Na verdade, todos devem ler estas 80 páginas. E cada leitor deveria lê-los duas vezes, caso, na primeira vez, eles perdessem alguma indignidade extra flagrante infligida aos palestinos.
O documento não foi apenas um presente para Israel. Incorporou todas as exigências israelitas alguma vez feitas a Washington (e mais algumas) e destruiu efectivamente todos os esforços feitos pelo Conselho de Segurança das Nações Unidas; todas as resoluções da ONU sobre a retirada israelita; todos os esforços da UE e do Quarteto para o Médio Oriente para produzir uma resolução justa e equitativa para a guerra israelo-palestiniana.
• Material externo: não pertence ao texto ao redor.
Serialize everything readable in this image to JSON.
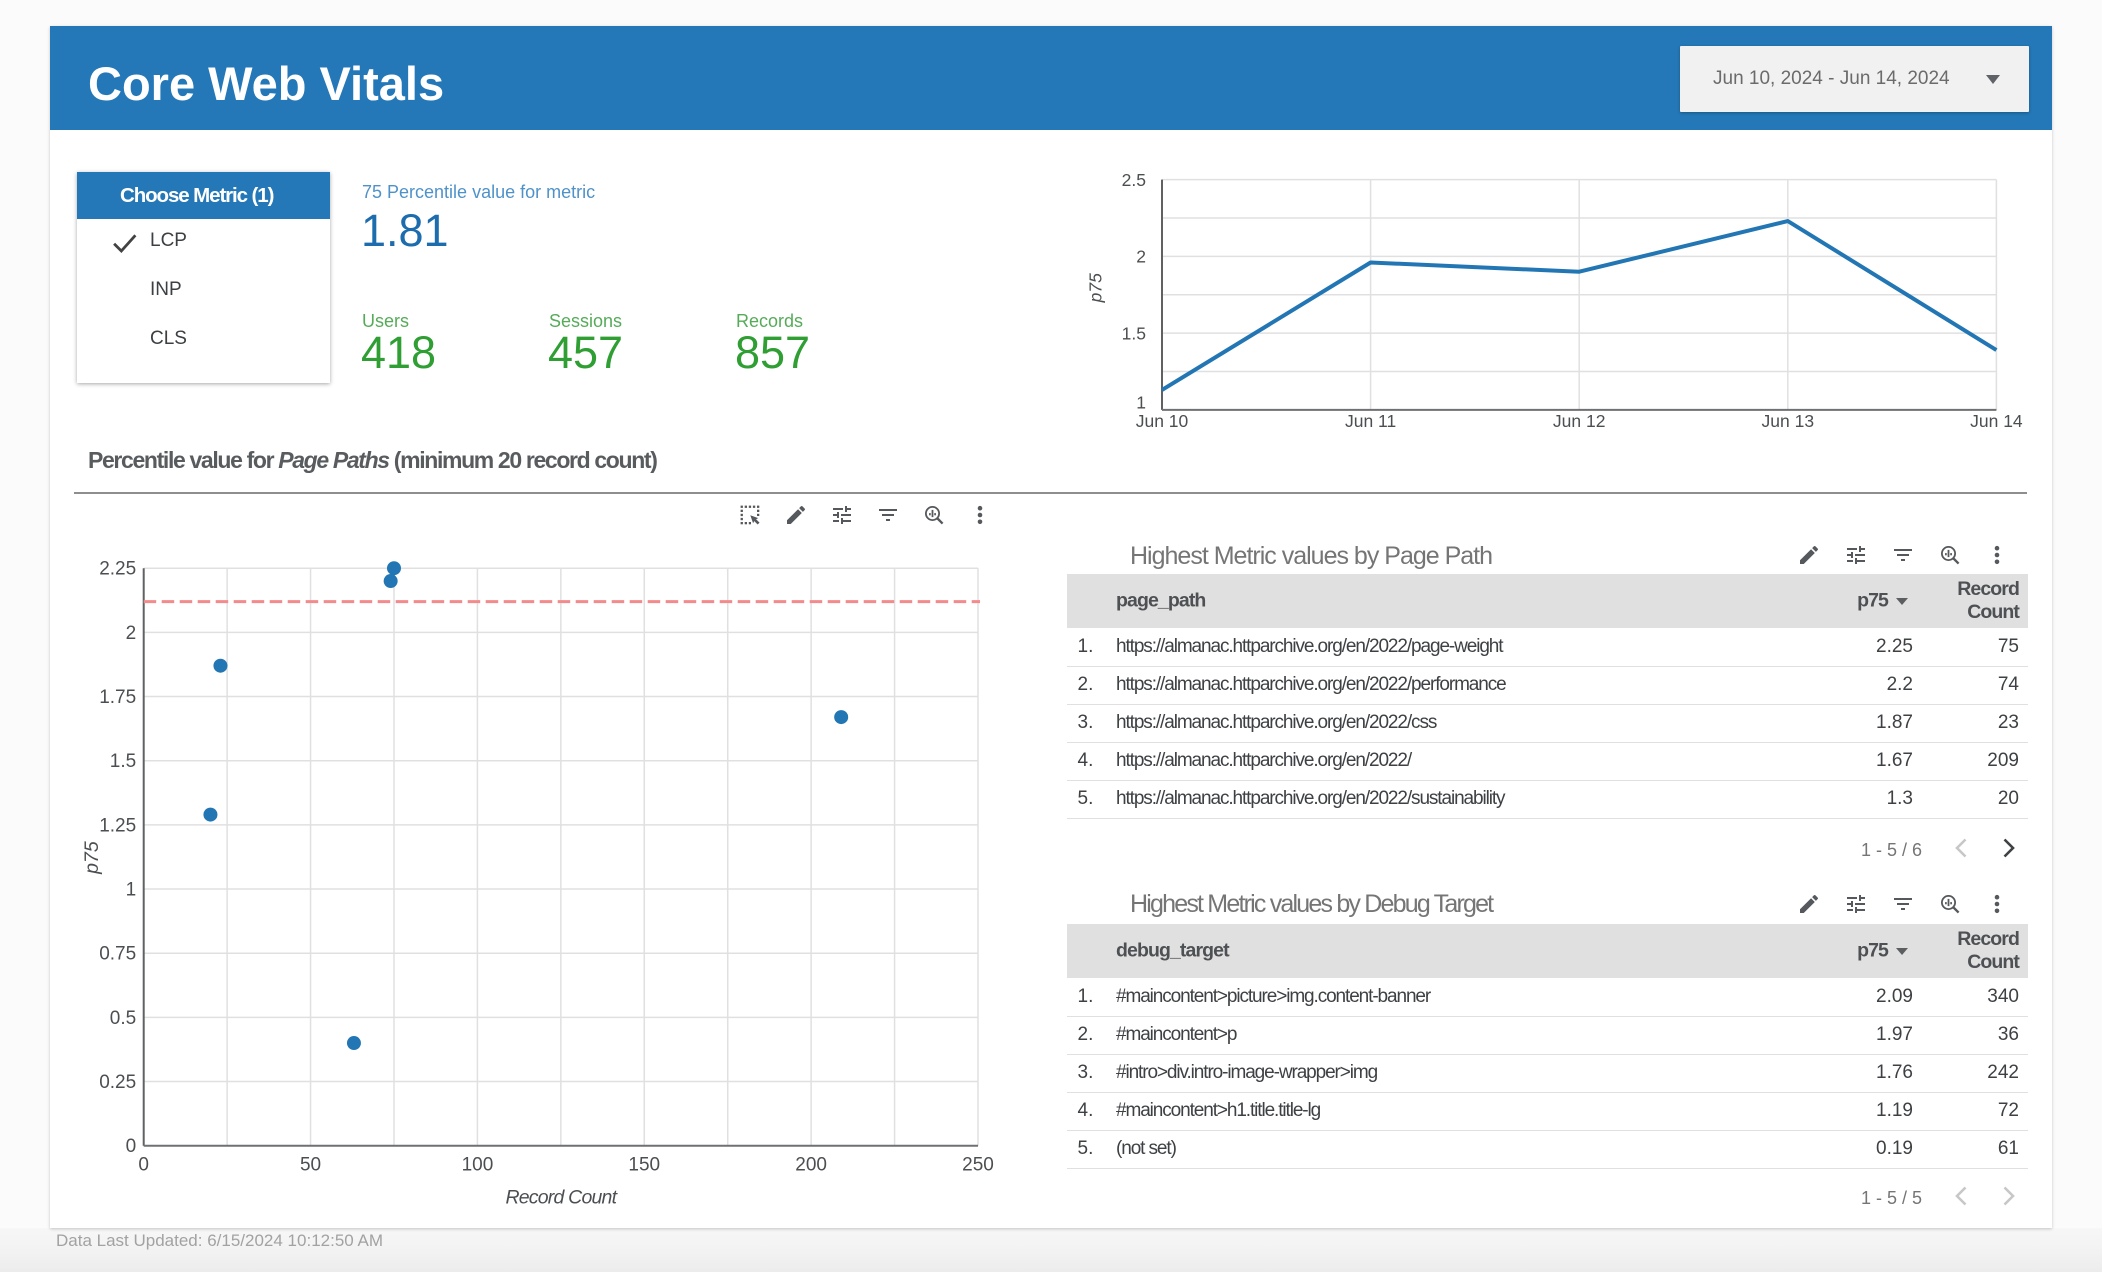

Em suma, Israel irá – sob este “acordo” miserável, embora condenado em segundos – obterá para sempre toda Jerusalém, a maior parte da Cisjordânia, possuirá quase todas as colónias judaicas em terras ocupadas e dominará um povo palestiniano desarmado, truncado e castrado. que deve prometer chamar Israel de “estado-nação do povo judeu” (embora quase 21% de seu povo seja árabe), censurar seus próprios livros escolares, prender e interrogar qualquer um que ouse se opor ao ocupante israelense, e que terá um grupo de aldeias fora dos muros de Jerusalém para chamar de capital.
É verdade que este é um documento único e histórico que o zoológico de Trump (especialmente o genro Jared Kushner) produziu, uma vez que a sua crença de que os palestinos sonhariam em aceitar um conjunto tão louco e ridículo de exigências políticas não tem precedentes no mundo ocidental. Mas quando é que nós, jornalistas, devemos fazer todas as paragens, perguntei-me quando terminei de ler as 56 “Visões” – há outras, aliás, em minúsculas, e várias “missões” – e a lista de proibições impostas sobre os palestinos? Estas incluíam, devemos notar, a instrução de que “o Estado da Palestina não pode aderir a nenhuma organização internacional se tal adesão contradizer os compromissos do Estado da Palestina de desmilitarização e cessação da guerra política e judicial contra o Estado de Israel”. Então adeus também à proteção do Tribunal Penal Internacional.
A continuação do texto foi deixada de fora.